U.S. stock index futures gained, pointing to a firmer start for Wall Street on Monday. Futures for the Dow Jones, the S&P 500 and the Nasdaq Composite were up 0.4 to 0.6 percent by 4.09 a.m. ET.

The Commerce Department is set to release February personal income and consumption data at 8.30 a.m. Economists in a Reuters survey expect a 0.1 percent rise in income and a 0.3 percent increase in spending. In January, income rose 0.1 percent and spending was up 0.5 percent.

Hynix Semiconductor <000660.KS>, the world's second-biggest memory chip maker, said on Monday that global memory chip supply remained very tight and stronger than expected market conditions would continue into the second quarter.

Dallas Fed issues March Texas Manufacturing Index. In February the index read -0.1.

The Federal Deposit Insurance Corp is not yet on board with Washington Mutual Inc's bankruptcy reorganization plan, including a massive tax refund to JPMorgan Chase & Co , according to the company and a Wall Street Journal report.

It looks like some U.S. customers who preorder Apple Inc's new iPad tablet computer now may have to wait a bit longer to get the device, as the company appears to be having a hard time keeping up with demand.

Boeing Co completes ultimate-load wing test on its long-delayed 787 Dreamliner.

Zhejiang Geely Holding Group, China's largest private-run car maker, agreed on Sunday to buy Ford Motor's Volvo Swedish car business for $1.8 billion.

Citigroup Inc has expanded its budding hedge fund servicing team in London and New York by hiring 13 new employees, the Financial Times said.

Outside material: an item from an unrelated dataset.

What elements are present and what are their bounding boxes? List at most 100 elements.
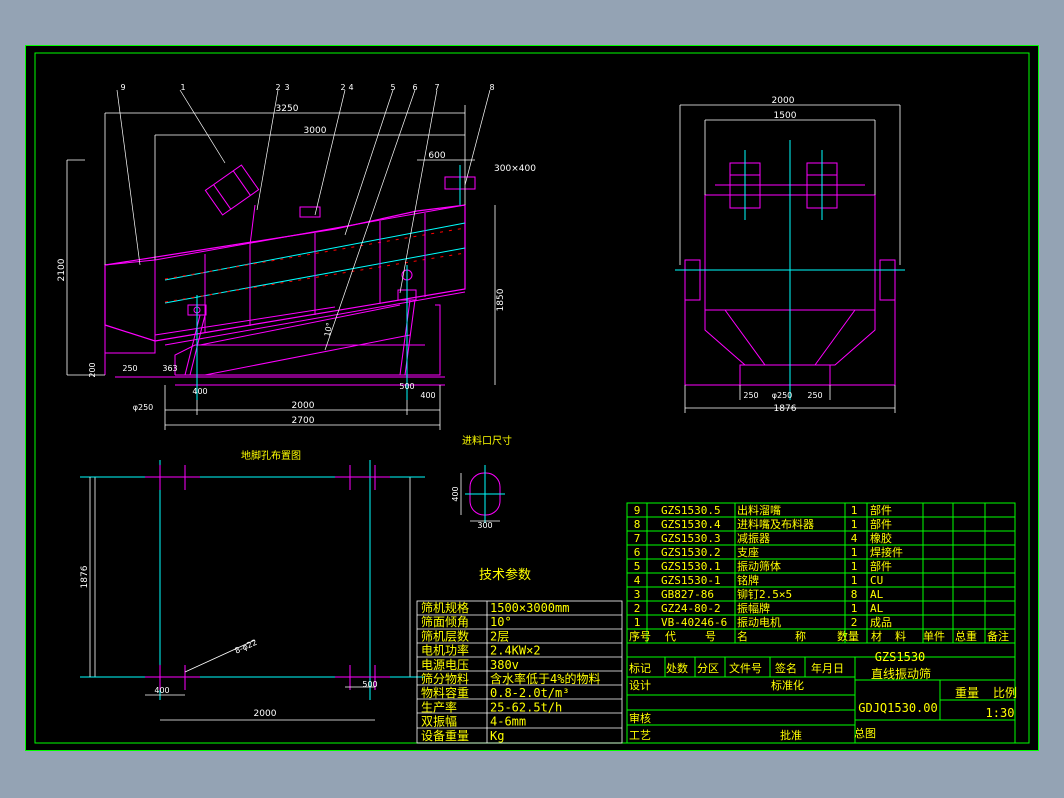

SunPower Corp said it has finalized the acquisition of SunRay.

General Growth Properties Inc is getting closer to filing a bankruptcy exit plan, with its board planning to meet on Monday to give final approval to the proposal, sources familiar with the matter said.

The dollar lost ground to the Australian and New Zealand dollars in choppy trade driven largely by order-book cleaning ahead of the quarter-end.

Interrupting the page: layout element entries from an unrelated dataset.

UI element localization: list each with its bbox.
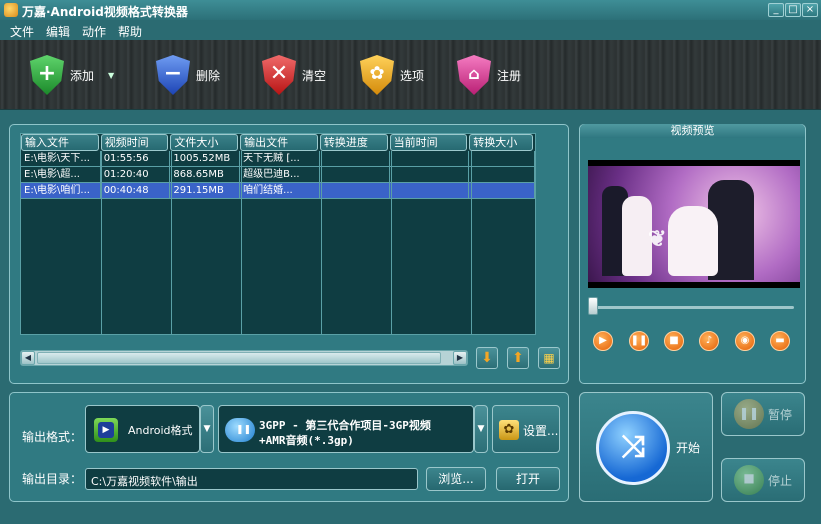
menu-file[interactable]: 文件 — [10, 23, 34, 40]
format-select[interactable]: ❚❚ 3GPP - 第三代合作项目-3GP视频 +AMR音频(*.3gp) — [218, 405, 474, 453]
arrow-up-icon: ⬆ — [512, 350, 524, 366]
file-list[interactable]: 输入文件 视频时间 文件大小 输出文件 转换进度 当前时间 转换大小 E:\电影… — [20, 133, 536, 335]
browse-button[interactable]: 浏览... — [426, 467, 486, 491]
remove-icon: − — [154, 53, 194, 97]
shuffle-icon: ⤨ — [596, 411, 670, 485]
settings-button[interactable]: ✿ 设置... — [492, 405, 560, 453]
menu-action[interactable]: 动作 — [82, 23, 106, 40]
table-row[interactable]: E:\电影\天下... 01:55:56 1005.52MB 天下无贼 [... — [21, 151, 535, 167]
pause-label: 暂停 — [768, 408, 793, 422]
camera-icon[interactable]: ◉ — [735, 331, 755, 351]
minimize-button[interactable]: _ — [768, 3, 784, 17]
menu-bar: 文件 编辑 动作 帮助 — [0, 20, 821, 40]
col-converted-size[interactable]: 转换大小 — [469, 134, 534, 151]
output-dir-value: C:\万嘉视频软件\输出 — [91, 475, 198, 488]
clear-icon: ✕ — [260, 53, 300, 97]
seek-slider-track[interactable] — [590, 306, 794, 309]
register-label: 注册 — [497, 68, 522, 83]
scroll-left-button[interactable]: ◀ — [21, 351, 35, 365]
pause-icon[interactable]: ❚❚ — [629, 331, 649, 351]
format-dropdown-button[interactable]: ▼ — [474, 405, 488, 453]
merge-button[interactable]: ▦ — [538, 347, 560, 369]
stop-icon[interactable]: ■ — [664, 331, 684, 351]
col-input-file[interactable]: 输入文件 — [21, 134, 99, 151]
profile-dropdown-button[interactable]: ▼ — [200, 405, 214, 453]
start-label: 开始 — [676, 441, 701, 455]
move-up-button[interactable]: ⬆ — [507, 347, 529, 369]
col-output-file[interactable]: 输出文件 — [240, 134, 318, 151]
close-button[interactable]: × — [802, 3, 818, 17]
basket-icon: ⌂ — [455, 53, 495, 97]
menu-edit[interactable]: 编辑 — [46, 23, 70, 40]
format-icon: ❚❚ — [225, 418, 255, 442]
pause-circle-icon: ❚❚ — [734, 399, 764, 429]
app-icon — [4, 3, 18, 17]
clear-button[interactable]: ✕ 清空 — [260, 50, 326, 100]
scroll-right-button[interactable]: ▶ — [453, 351, 467, 365]
options-icon: ✿ — [358, 53, 398, 97]
video-frame-image: ❦ — [588, 166, 800, 282]
col-current-time[interactable]: 当前时间 — [389, 134, 468, 151]
move-down-button[interactable]: ⬇ — [476, 347, 498, 369]
output-dir-label: 输出目录： — [22, 472, 83, 486]
col-video-time[interactable]: 视频时间 — [100, 134, 169, 151]
format-line2: +AMR音频(*.3gp) — [259, 434, 354, 447]
options-button[interactable]: ✿ 选项 — [358, 50, 424, 100]
title-bar: 万嘉·Android视频格式转换器 _ □ × — [0, 0, 821, 20]
clear-label: 清空 — [302, 68, 327, 83]
menu-help[interactable]: 帮助 — [118, 23, 142, 40]
profile-value: Android格式 — [128, 424, 193, 437]
volume-icon[interactable]: ♪ — [699, 331, 719, 351]
video-overlay-graphic: ❦ — [648, 226, 667, 252]
folder-icon[interactable]: ▬ — [770, 331, 790, 351]
remove-label: 删除 — [196, 68, 221, 83]
android-icon: ▶ — [94, 418, 118, 442]
output-dir-field[interactable]: C:\万嘉视频软件\输出 — [85, 468, 418, 490]
col-file-size[interactable]: 文件大小 — [170, 134, 239, 151]
maximize-button[interactable]: □ — [785, 3, 801, 17]
window-title: 万嘉·Android视频格式转换器 — [22, 5, 188, 19]
table-row-selected[interactable]: E:\电影\咱们... 00:40:48 291.15MB 咱们结婚... — [21, 183, 535, 199]
toolbar: + 添加 ▼ − 删除 ✕ 清空 ✿ 选项 ⌂ 注册 — [0, 40, 821, 110]
output-format-label: 输出格式： — [22, 430, 83, 444]
horizontal-scrollbar[interactable]: ◀ ▶ — [20, 350, 468, 366]
pause-button[interactable]: ❚❚ 暂停 — [721, 392, 805, 436]
seek-slider-knob[interactable] — [588, 297, 598, 315]
add-button[interactable]: + 添加 ▼ — [28, 50, 114, 100]
table-row[interactable]: E:\电影\超... 01:20:40 868.65MB 超级巴迪B... — [21, 167, 535, 183]
add-icon: + — [28, 53, 68, 97]
remove-button[interactable]: − 删除 — [154, 50, 220, 100]
gear-icon: ✿ — [499, 420, 519, 440]
arrow-down-icon: ⬇ — [481, 350, 493, 366]
col-progress[interactable]: 转换进度 — [319, 134, 388, 151]
stop-circle-icon: ■ — [734, 465, 764, 495]
scroll-thumb[interactable] — [37, 352, 441, 364]
play-icon[interactable]: ▶ — [593, 331, 613, 351]
video-preview: ❦ — [588, 160, 800, 288]
add-dropdown-icon[interactable]: ▼ — [108, 71, 114, 80]
film-icon: ▦ — [543, 351, 555, 365]
start-button[interactable]: ⤨ 开始 — [579, 392, 713, 502]
list-header: 输入文件 视频时间 文件大小 输出文件 转换进度 当前时间 转换大小 — [21, 134, 535, 151]
format-line1: 3GPP - 第三代合作项目-3GP视频 — [259, 419, 431, 432]
register-button[interactable]: ⌂ 注册 — [455, 50, 521, 100]
add-label: 添加 — [70, 68, 95, 83]
profile-select[interactable]: ▶ Android格式 — [85, 405, 200, 453]
options-label: 选项 — [400, 68, 425, 83]
preview-title: 视频预览 — [580, 124, 805, 138]
stop-button[interactable]: ■ 停止 — [721, 458, 805, 502]
open-button[interactable]: 打开 — [496, 467, 560, 491]
settings-label: 设置... — [523, 424, 559, 438]
stop-label: 停止 — [768, 474, 793, 488]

European shares rose, boosted by mining stocks and the banking sector <.EU>. In Asia, Japan's Nikkei <.N225> dipped 0.1 percent, backing off an 18-month high hit last week as shares with high dividend yields such as Eisai <4523.T> fell after going ex-dividend <.T>.

The Dow and S&P ended flat on Friday, giving back earlier gains after the sinking of a South Korean naval ship, while tech shares' weakness kept the Nasdaq in slightly negative territory.

The Dow Jones industrial average <.DJI> rose 9.15 points, or 0.08 percent, to end at 10,850.36. The Standard & Poor's 500 Index <.SPX> inched up just 0.86 point, or 0.07 percent, to 1,166.59. But the Nasdaq Composite Index <.IXIC> slipped 2.28 points, or 0.10 percent, to close at 2,395.13.